Cette situation éveille des craintes chez les élus locaux, notamment dans les communes hébergeant des établissements de petite taille susceptibles d'être fermés.

La question de l'offre de soins illustre la difficulté d'organiser un dialogue entre l'Etat (les autorités de tutelle du secteur de la santé) et les collectivités territoriale sur des sujets d'intérêt commun mais pour lesquels l'approche des dossiers est radicalement différente. Cette absence de concertation est d'autant plus dommageable, que les collectivités locales sont contraintes d'intervenir en cas de carence de l'action de l'Etat pour tenter de maintenir une offre de soins indispensable aux habitants et au dynamisme économique des territoires.

La médecine scolaire

Les carences de l'Etat en matière d'organisation de l'accès aux soins, ou de suivi sanitaire de la population, se constatent par ailleurs dans de nombreux domaines. C'est ainsi que les analyses convergent pour dénoncer les dysfonctionnements et les défaillances de la médecine scolaire, alors que son importance dans la prise en charge sanitaire des jeunes fait l'objet d'un consensus général.

La mission souhaite réaffirmer la responsabilité première de l'Etat dans ce domaine crucial pour la politique de prévention, mais souffrant d'un déficit récurrent de médecins scolaires de l'éducation nationale. En raison des complémentarités qui pourraient être recherchées avec les interventions des collectivités territoriales dans le domaine de l'action médico-sociale, et notamment celles des départements en matière de protection maternelle et infantile 69 ( * ) , votre mission propose néanmoins d' ouvrir une possibilité d'expérimentation de l'exercice de la compétence médecine scolaire par les départements et régions volontaires. Par souci de continuité de l'école au lycée, cette expérimentation pourrait se faire au niveau d'une région et des départements qui la composent. Les modalités de compensation financière devraient faire l'objet d'un examen très attentif tant l'implication de l'Etat s'est progressivement effritée.
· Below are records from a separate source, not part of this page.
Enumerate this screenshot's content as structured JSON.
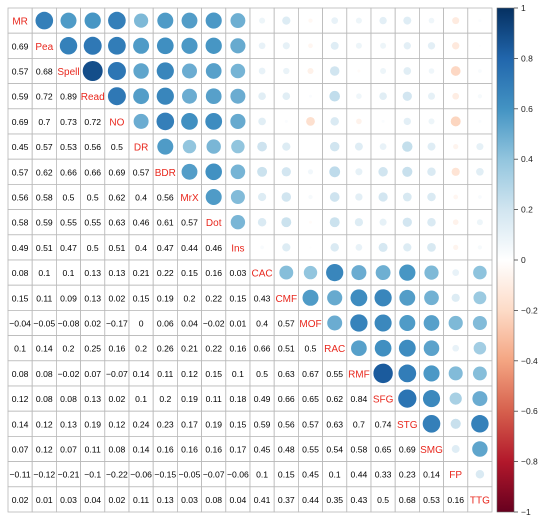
{
  "chart_data": {
    "type": "heatmap",
    "title": "",
    "variables": [
      "MR",
      "Pea",
      "Spell",
      "Read",
      "NO",
      "DR",
      "BDR",
      "MrX",
      "Dot",
      "Ins",
      "CAC",
      "CMF",
      "MOF",
      "RAC",
      "RMF",
      "SFG",
      "STG",
      "SMG",
      "FP",
      "TTG"
    ],
    "lower_triangle_values": [
      [],
      [
        "0.69"
      ],
      [
        "0.57",
        "0.68"
      ],
      [
        "0.59",
        "0.72",
        "0.89"
      ],
      [
        "0.69",
        "0.7",
        "0.73",
        "0.72"
      ],
      [
        "0.45",
        "0.57",
        "0.53",
        "0.56",
        "0.5"
      ],
      [
        "0.57",
        "0.62",
        "0.66",
        "0.66",
        "0.69",
        "0.57"
      ],
      [
        "0.56",
        "0.58",
        "0.5",
        "0.5",
        "0.62",
        "0.4",
        "0.56"
      ],
      [
        "0.58",
        "0.59",
        "0.55",
        "0.55",
        "0.63",
        "0.46",
        "0.61",
        "0.57"
      ],
      [
        "0.49",
        "0.51",
        "0.47",
        "0.5",
        "0.51",
        "0.4",
        "0.47",
        "0.44",
        "0.46"
      ],
      [
        "0.08",
        "0.1",
        "0.1",
        "0.13",
        "0.13",
        "0.21",
        "0.22",
        "0.15",
        "0.16",
        "0.03"
      ],
      [
        "0.15",
        "0.11",
        "0.09",
        "0.13",
        "0.02",
        "0.15",
        "0.19",
        "0.2",
        "0.22",
        "0.15",
        "0.43"
      ],
      [
        "−0.04",
        "−0.05",
        "−0.08",
        "0.02",
        "−0.17",
        "0",
        "0.06",
        "0.04",
        "−0.02",
        "0.01",
        "0.4",
        "0.57"
      ],
      [
        "0.1",
        "0.14",
        "0.2",
        "0.25",
        "0.16",
        "0.2",
        "0.26",
        "0.21",
        "0.22",
        "0.16",
        "0.66",
        "0.51",
        "0.5"
      ],
      [
        "0.08",
        "0.08",
        "−0.02",
        "0.07",
        "−0.07",
        "0.14",
        "0.11",
        "0.12",
        "0.15",
        "0.1",
        "0.5",
        "0.63",
        "0.67",
        "0.55"
      ],
      [
        "0.12",
        "0.08",
        "0.08",
        "0.13",
        "0.02",
        "0.1",
        "0.2",
        "0.19",
        "0.11",
        "0.18",
        "0.49",
        "0.66",
        "0.65",
        "0.62",
        "0.84"
      ],
      [
        "0.14",
        "0.12",
        "0.13",
        "0.19",
        "0.12",
        "0.24",
        "0.23",
        "0.17",
        "0.19",
        "0.15",
        "0.59",
        "0.56",
        "0.57",
        "0.63",
        "0.7",
        "0.74"
      ],
      [
        "0.07",
        "0.12",
        "0.07",
        "0.11",
        "0.08",
        "0.14",
        "0.16",
        "0.16",
        "0.16",
        "0.17",
        "0.45",
        "0.48",
        "0.55",
        "0.54",
        "0.58",
        "0.65",
        "0.69"
      ],
      [
        "−0.11",
        "−0.12",
        "−0.21",
        "−0.1",
        "−0.22",
        "−0.06",
        "−0.15",
        "−0.05",
        "−0.07",
        "−0.06",
        "0.1",
        "0.15",
        "0.45",
        "0.1",
        "0.44",
        "0.33",
        "0.23",
        "0.14"
      ],
      [
        "0.02",
        "0.01",
        "0.03",
        "0.04",
        "0.02",
        "0.11",
        "0.13",
        "0.03",
        "0.08",
        "0.04",
        "0.41",
        "0.37",
        "0.44",
        "0.35",
        "0.43",
        "0.5",
        "0.68",
        "0.53",
        "0.16"
      ]
    ],
    "colorbar": {
      "range": [
        -1,
        1
      ],
      "tick_labels": [
        "1",
        "0.8",
        "0.6",
        "0.4",
        "0.2",
        "0",
        "−0.2",
        "−0.4",
        "−0.6",
        "−0.8",
        "−1"
      ],
      "colors": {
        "negative": "#67001F",
        "zero": "#FFFFFF",
        "positive": "#053061"
      }
    },
    "colors": {
      "label": "#E8281E",
      "grid": "#B8B8B8",
      "number": "#000000"
    }
  }
}
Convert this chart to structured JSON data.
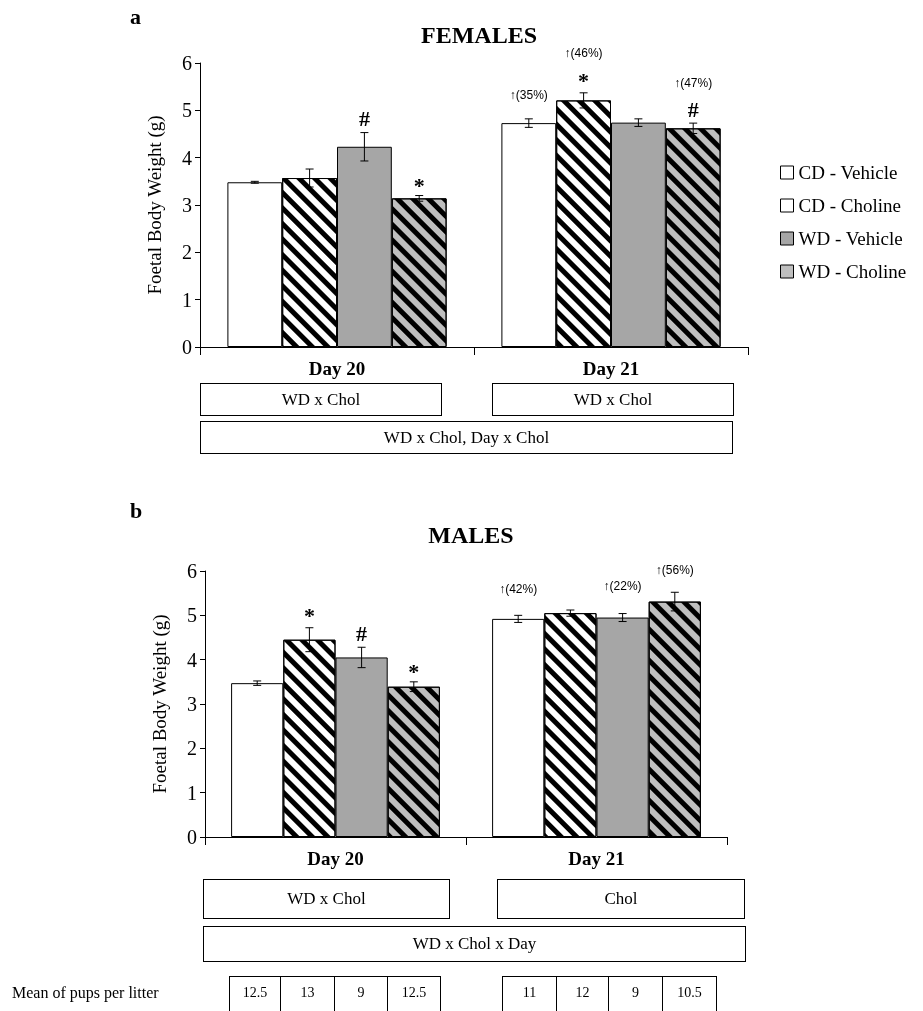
{
  "chart_data": [
    {
      "type": "bar",
      "title": "FEMALES",
      "ylabel": "Foetal Body Weight (g)",
      "categories": [
        "Day 20",
        "Day 21"
      ],
      "series": [
        {
          "name": "CD - Vehicle",
          "color": "#ffffff",
          "values": [
            3.48,
            4.73
          ],
          "errors": [
            0.02,
            0.09
          ]
        },
        {
          "name": "CD - Choline",
          "color": "#ffffff",
          "values": [
            3.57,
            5.21
          ],
          "errors": [
            0.19,
            0.16
          ]
        },
        {
          "name": "WD - Vehicle",
          "color": "#a6a6a6",
          "values": [
            4.23,
            4.74
          ],
          "errors": [
            0.3,
            0.08
          ]
        },
        {
          "name": "WD - Choline",
          "color": "#bfbfbf",
          "values": [
            3.14,
            4.62
          ],
          "errors": [
            0.06,
            0.11
          ]
        }
      ],
      "ylim": [
        0,
        6
      ],
      "yticks": [
        0,
        1,
        2,
        3,
        4,
        5,
        6
      ],
      "grid": false,
      "legend": "right",
      "annotations": [
        "a",
        "WD x Chol",
        "WD x Chol",
        "WD x Chol, Day x Chol",
        "#",
        "*",
        "↑(35%)",
        "↑(46%)",
        "*",
        "↑(47%)",
        "#"
      ]
    },
    {
      "type": "bar",
      "title": "MALES",
      "ylabel": "Foetal Body Weight (g)",
      "categories": [
        "Day 20",
        "Day 21"
      ],
      "series": [
        {
          "color": "#ffffff",
          "values": [
            3.47,
            4.92
          ],
          "errors": [
            0.05,
            0.08
          ]
        },
        {
          "color": "#ffffff",
          "values": [
            4.45,
            5.05
          ],
          "errors": [
            0.27,
            0.07
          ]
        },
        {
          "color": "#a6a6a6",
          "values": [
            4.05,
            4.95
          ],
          "errors": [
            0.23,
            0.09
          ]
        },
        {
          "color": "#bfbfbf",
          "values": [
            3.39,
            5.31
          ],
          "errors": [
            0.11,
            0.21
          ]
        }
      ],
      "ylim": [
        0,
        6
      ],
      "yticks": [
        0,
        1,
        2,
        3,
        4,
        5,
        6
      ],
      "grid": false,
      "legend": false,
      "annotations": [
        "b",
        "WD x Chol",
        "Chol",
        "WD x Chol x Day",
        "Mean of pups per litter",
        "12.5",
        "13",
        "9",
        "12.5",
        "11",
        "12",
        "9",
        "10.5",
        "*",
        "#",
        "*",
        "↑(42%)",
        "↑(22%)",
        "↑(56%)"
      ]
    }
  ]
}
Rappelons que lors de l'examen en 2003 du projet de loi relatif aux libertés et responsabilités locales, c'est au nom de la cohérence mais aussi et surtout de l'efficacité que le Sénat avait voté, en première lecture, à l'initiative notamment de notre collègue Philippe Richert, rapporteur pour avis au nom de la commission des affaires culturelles, un transfert aux départements de la médecine scolaire.

Proposition de la mission

- Ouvrir, pour les départements et régions volontaires, une possibilité d'exercer à titre expérimental la compétence en matière de médecine scolaire.
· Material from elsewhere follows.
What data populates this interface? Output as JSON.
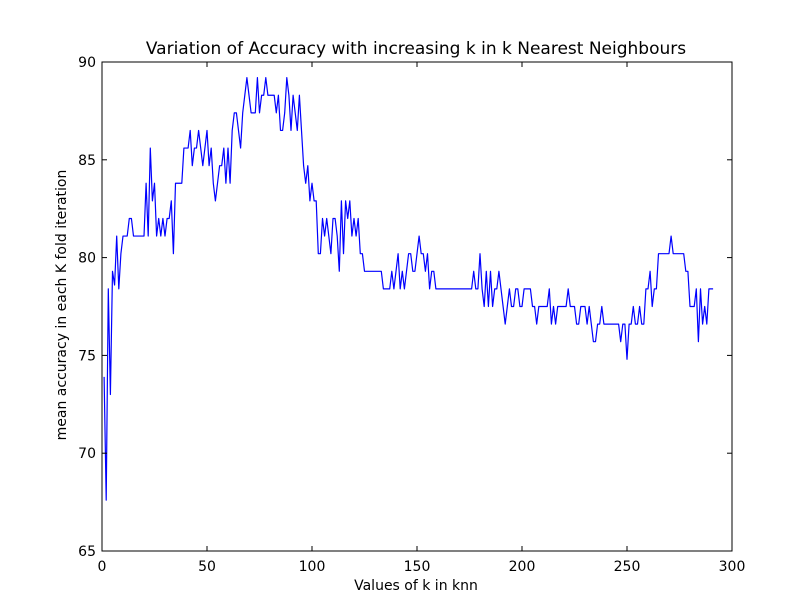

* 69 Comme le relève l'étude réalisée par Ernst & Young à la demande de la mission, « les services de l'Etat, via le réseau d'infirmières et de médecins scolaires, interviennent dans le cadre de la prévention (1 er degré) complété de dispositifs d'animation (2 nd degré), notamment dans le cadre de la lutte contre les conduites additives. Là encore, le champ d'intervention est relativement proche des interventions du département en matière de protection de l'enfance. ».